At the White House on March 5, Republican presidential nominee John McCain, glowing with George W. Bush’s endorsement of him, said that “on the fundamentals and the principles of our Republican Party and most of the specifics of our shared conservative philosophy, President Bush and I are in agreement.” Not mentioned over their lunch of hot dogs was their affinity for certain practices of torture in the war against terrorists, a continued reversal of McCain’s convictions.
Back on Dec. 15, 2005, McCain, during a televised meeting with the president, was able to proclaim – after Bush had yielded to McCain’s demand to support legislation against torture – “We can move forward and make sure that the whole world knows that, as the president has stated many times, that we do not practice cruel, inhuman treatment or torture.”

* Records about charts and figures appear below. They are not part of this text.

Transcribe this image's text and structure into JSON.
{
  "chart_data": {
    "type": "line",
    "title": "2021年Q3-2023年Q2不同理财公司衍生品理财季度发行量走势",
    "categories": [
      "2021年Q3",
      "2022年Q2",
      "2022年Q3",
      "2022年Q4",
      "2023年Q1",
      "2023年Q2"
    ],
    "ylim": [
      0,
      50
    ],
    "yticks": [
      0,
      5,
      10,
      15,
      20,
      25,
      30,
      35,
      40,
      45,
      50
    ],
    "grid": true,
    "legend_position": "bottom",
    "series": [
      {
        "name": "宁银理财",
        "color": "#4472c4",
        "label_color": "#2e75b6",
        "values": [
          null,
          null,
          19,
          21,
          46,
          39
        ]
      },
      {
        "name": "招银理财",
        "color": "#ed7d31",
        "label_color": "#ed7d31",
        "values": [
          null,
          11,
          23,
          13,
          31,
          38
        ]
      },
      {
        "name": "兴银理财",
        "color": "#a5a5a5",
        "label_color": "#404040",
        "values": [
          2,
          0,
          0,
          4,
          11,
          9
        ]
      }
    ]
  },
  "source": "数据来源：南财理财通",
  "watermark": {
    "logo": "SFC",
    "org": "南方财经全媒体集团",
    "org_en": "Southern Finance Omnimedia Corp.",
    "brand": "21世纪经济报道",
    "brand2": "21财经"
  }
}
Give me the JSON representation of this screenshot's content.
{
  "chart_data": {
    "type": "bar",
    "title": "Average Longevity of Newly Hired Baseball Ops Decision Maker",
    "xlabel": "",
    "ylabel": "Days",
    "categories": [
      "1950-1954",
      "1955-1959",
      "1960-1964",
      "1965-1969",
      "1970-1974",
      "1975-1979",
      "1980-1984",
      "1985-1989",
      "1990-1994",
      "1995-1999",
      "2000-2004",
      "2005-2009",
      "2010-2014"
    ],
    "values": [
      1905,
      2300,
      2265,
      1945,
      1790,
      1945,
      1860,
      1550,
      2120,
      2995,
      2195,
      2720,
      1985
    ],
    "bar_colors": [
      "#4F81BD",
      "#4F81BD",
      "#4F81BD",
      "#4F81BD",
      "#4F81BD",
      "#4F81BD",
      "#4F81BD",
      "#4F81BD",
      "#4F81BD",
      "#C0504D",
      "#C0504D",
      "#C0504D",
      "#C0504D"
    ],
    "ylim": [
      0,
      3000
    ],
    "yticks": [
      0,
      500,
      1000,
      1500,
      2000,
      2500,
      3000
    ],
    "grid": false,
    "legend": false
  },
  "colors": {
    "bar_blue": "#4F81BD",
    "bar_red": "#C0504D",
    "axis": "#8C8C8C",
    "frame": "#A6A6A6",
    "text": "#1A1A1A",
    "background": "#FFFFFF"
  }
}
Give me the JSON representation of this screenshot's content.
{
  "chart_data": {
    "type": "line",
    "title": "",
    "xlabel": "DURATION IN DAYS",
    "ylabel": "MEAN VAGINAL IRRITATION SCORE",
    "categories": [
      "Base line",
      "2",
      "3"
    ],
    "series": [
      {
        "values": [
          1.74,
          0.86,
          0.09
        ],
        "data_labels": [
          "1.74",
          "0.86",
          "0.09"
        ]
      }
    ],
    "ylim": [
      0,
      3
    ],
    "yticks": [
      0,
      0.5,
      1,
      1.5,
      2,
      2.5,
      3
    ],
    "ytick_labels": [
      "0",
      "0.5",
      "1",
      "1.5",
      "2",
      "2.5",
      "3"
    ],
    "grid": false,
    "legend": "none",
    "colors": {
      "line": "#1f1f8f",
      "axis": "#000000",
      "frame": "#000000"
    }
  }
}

If McCain really believed the president then, he would not have felt the need to press for his anti-torture amendment against the strong opposition of Dick Cheney, the president’s consultant on “the dark arts.”
Indeed, Bush, after signing the bill with McCain’s amendment, immediately issued one of his elastic signing statements that he would not enforce that prohibition if it interfered with his constitutional responsibility for national security.
By the end of December 2005, the president had signed the Detainee Treatment Act – which McCain voted for – that stripped prisoners at Guantanamo Bay from habeas corpus rights to protest in our federal courts not only the legality of their detention, but also their conditions of confinement, including torture. And the president’s Guantanamo tribunals were allowed by that law to consider evidence against detainees extracted by “coercion” – a pliable synonym for torture, as has been documented at Guantanamo. This largely nullified McCain’s previous amendment.
The next year, McCain voted for the Military Commissions Act that gave the president the authority to interpret the rules of the Geneva Conventions (which we’ve signed) on treatment of prisoners that could let him twist that agreement to approve “coercive” interrogations. In a later executive order, Bush specifically validated the power of the CIA to continue its purported cruel, inhuman and degrading practices – not by that name – in its secret prisons that the presidential executive order continued.
I do not recall an objection by McCain to that presidential executive order that further subverted the senator’s asserted condemnation of torture.
This year, the Republican presidential nominee, courting conservatives, solidified his alliance with George W. Bush in voting to accord special interrogation privileges to the CIA.
During a February Senate vote on the 2008 Intelligence Authorization Act that – for the first time – would establish in law, through the Army Field Manual (that does prohibit torture), a single standard for all interrogations by our forces, McCain voted against that measure because it would end the special license the president has given the CIA.
A majority of both the Senate and the House have voted for this amendment to the Intelligence Authorization Act that would compel the CIA to adhere to a basic American value firmly stated last May by Gen. David Petraeus in an open letter to his troops who have so courageously and steadfastly changed the odds on the ground in Iraq – a surge that McCain supports, as do I.
Said Petraeus: “What sets us apart from the enemy in this fight … is how we behave. … Some may argue that we would be more effective if we sanctioned torture or other expedient methods to obtain information from the enemy. They would be wrong. … In fact, our experience in applying the interrogation standards laid out in the Army Field Manual on Human Intelligence Collector Operations that was published (in 2006) shows that the techniques in the manual work effectively and humanely in eliciting information from detainees.”
Why did McCain vote against a single standard proved effective by the Army Field Manual – especially since he used to say about torture: “It’s not who they (the enemy) are. It’s who we are.”
McCain’s watery explanation of his vote: “We always supported allowing the CIA to use extra measures. … What we need is not to tie the CIA to the Army Field Manual.” McCain continued to say his vote against the single standard is “consistent” with his former convictions. He doesn’t say how it is.
On March 8, the president vetoed the bill that makes the CIA consistent with our values – as exemplified by Petraeus. Over their celebratory lunch at the White House, there was no indication that McCain tried to argue Bush out of the veto.